Ye Jin se atragantó.
—Yo no dije eso.
—Sí lo dijo —respondió Lu Zhui.
«¡Si digo que no lo dije, entonces no lo
dije! ¿Y por qué te estás riendo?»
El médico divino se remangó,
persiguiendo a Lu Zhui por todo el patio.
Los sirvientes, al verlo, se encogieron
de miedo. «Por favor, que no empiece a lanzar polvo venenoso por todas
partes; nosotros no hemos hecho nada.»
***
En la Tumba Mingyue, Ahun empujó un montón de mantas a
través de la rendija de la prisión para Xiao Lan. Luego lanzó una mirada
furiosa a los guardias antes de marcharse a regañadientes.
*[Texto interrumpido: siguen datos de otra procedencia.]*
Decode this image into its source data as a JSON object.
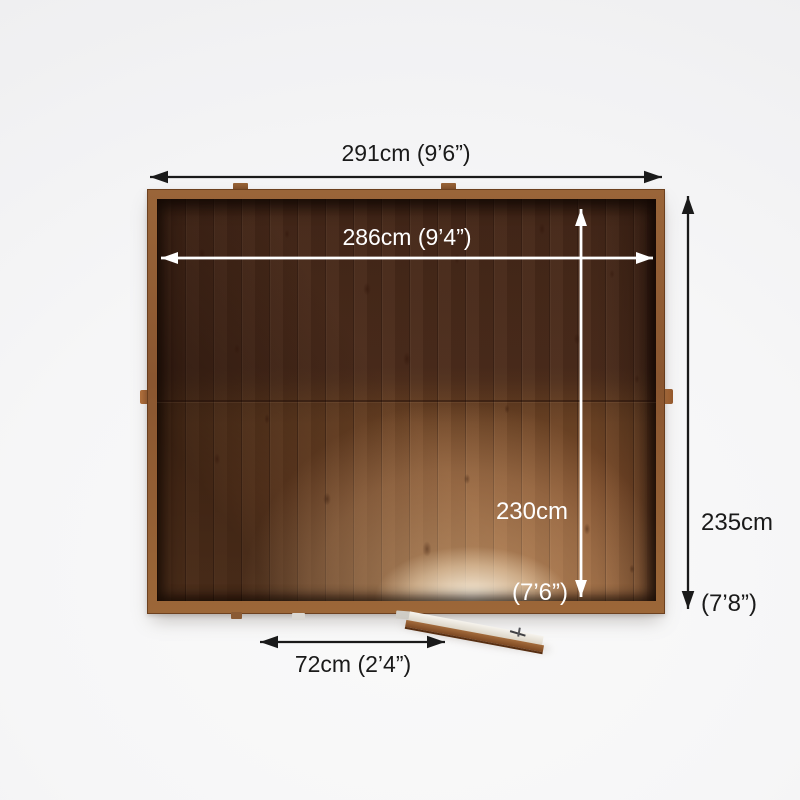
{
  "diagram": {
    "title": "shed-top-view-dimension-diagram",
    "measurements": {
      "outer_width": {
        "label": "291cm (9’6”)"
      },
      "inner_width": {
        "label": "286cm (9’4”)"
      },
      "inner_depth": {
        "metric": "230cm",
        "imperial": "(7’6”)"
      },
      "outer_depth": {
        "metric": "235cm",
        "imperial": "(7’8”)"
      },
      "door_width": {
        "label": "72cm (2’4”)"
      }
    },
    "colors": {
      "background": "#f3f3f4",
      "arrow_dark": "#1a1a1a",
      "arrow_light": "#ffffff",
      "label_dark": "#1a1a1a",
      "label_light": "#ffffff",
      "wood_frame": "#8a5630",
      "wood_interior_dark": "#4f2e1d",
      "wood_interior_light": "#8d5a34",
      "door_wood": "#a46c3c"
    }
  }
}
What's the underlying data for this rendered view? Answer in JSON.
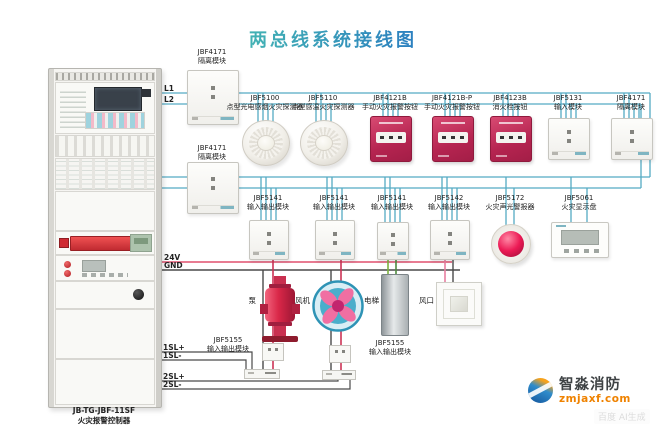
{
  "title": "两总线系统接线图",
  "controller": {
    "model": "JB-TG-JBF-11SF",
    "name": "火灾报警控制器"
  },
  "wire_labels": {
    "l1": "L1",
    "l2": "L2",
    "v24": "24V",
    "gnd": "GND",
    "sl1_plus": "1SL+",
    "sl1_minus": "1SL-",
    "sl2_plus": "2SL+",
    "sl2_minus": "2SL-"
  },
  "isolators": {
    "top": {
      "model": "JBF4171",
      "name": "隔离模块"
    },
    "mid": {
      "model": "JBF4171",
      "name": "隔离模块"
    }
  },
  "row1": [
    {
      "model": "JBF5100",
      "name": "点型光电感烟火灾探测器",
      "icon": "smoke-detector"
    },
    {
      "model": "JBF5110",
      "name": "点型感温火灾探测器",
      "icon": "heat-detector"
    },
    {
      "model": "JBF4121B",
      "name": "手动火灾报警按钮",
      "icon": "manual-call-point"
    },
    {
      "model": "JBF4121B-P",
      "name": "手动火灾报警按钮",
      "icon": "manual-call-point"
    },
    {
      "model": "JBF4123B",
      "name": "消火栓按钮",
      "icon": "hydrant-button"
    },
    {
      "model": "JBF5131",
      "name": "输入模块",
      "icon": "io-module"
    },
    {
      "model": "JBF4171",
      "name": "隔离模块",
      "icon": "isolator-module"
    }
  ],
  "row2": [
    {
      "model": "JBF5141",
      "name": "输入输出模块",
      "icon": "io-module"
    },
    {
      "model": "JBF5141",
      "name": "输入输出模块",
      "icon": "io-module"
    },
    {
      "model": "JBF5141",
      "name": "输入输出模块",
      "icon": "io-module"
    },
    {
      "model": "JBF5142",
      "name": "输入输出模块",
      "icon": "io-module"
    },
    {
      "model": "JBF5172",
      "name": "火灾声光警报器",
      "icon": "sounder-strobe"
    },
    {
      "model": "JBF5061",
      "name": "火灾显示盘",
      "icon": "display-panel"
    }
  ],
  "equipment": [
    {
      "label": "泵",
      "icon": "pump"
    },
    {
      "label": "风机",
      "icon": "fan"
    },
    {
      "label": "电梯",
      "icon": "elevator"
    },
    {
      "label": "风口",
      "icon": "air-vent"
    }
  ],
  "output_modules": {
    "left": {
      "model": "JBF5155",
      "name": "输入输出模块"
    },
    "right": {
      "model": "JBF5155",
      "name": "输入输出模块"
    }
  },
  "brand": {
    "name": "智淼消防",
    "site": "zmjaxf.com",
    "watermark": "百度 AI生成"
  },
  "colors": {
    "title": "#2d9ec4",
    "bus": "#55abc4",
    "power_24v": "#e0506e",
    "ground": "#4a4a4a",
    "device_red": "#c22c50"
  }
}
Xiao Lan se acomodó contra los barrotes,
usando las mantas como respaldo, y se quedó mirando la vela que parpadeaba
sobre la mesa. Allí no existía el día ni la noche; el silencio era tan absoluto
como agua estancada. Solo podía guiarse por la intuición para medir el tiempo.
«¿De verdad estuve aquí de niño,
reflexionando sobre mis errores? ¿O es esto otro engaño de mi tía?»
Cambió de postura, se envolvió en la
manta mientras miraba de reojo a los guardias.
—¿De verdad no piensan ir a buscar a mi
tía?
Como era de esperar, nadie respondió.
Xiao Lan simplemente se dejó caer al
suelo, apartó de un manotazo la cena frente a él y se quedó profundamente
dormido.
Glosario:
1.
Coptis: es una planta herbácea perenne conocida
como hilo de oro chino, sus raíces son las partes más utilizadas en la medicina
tradicional china y su sabor es muy amargo.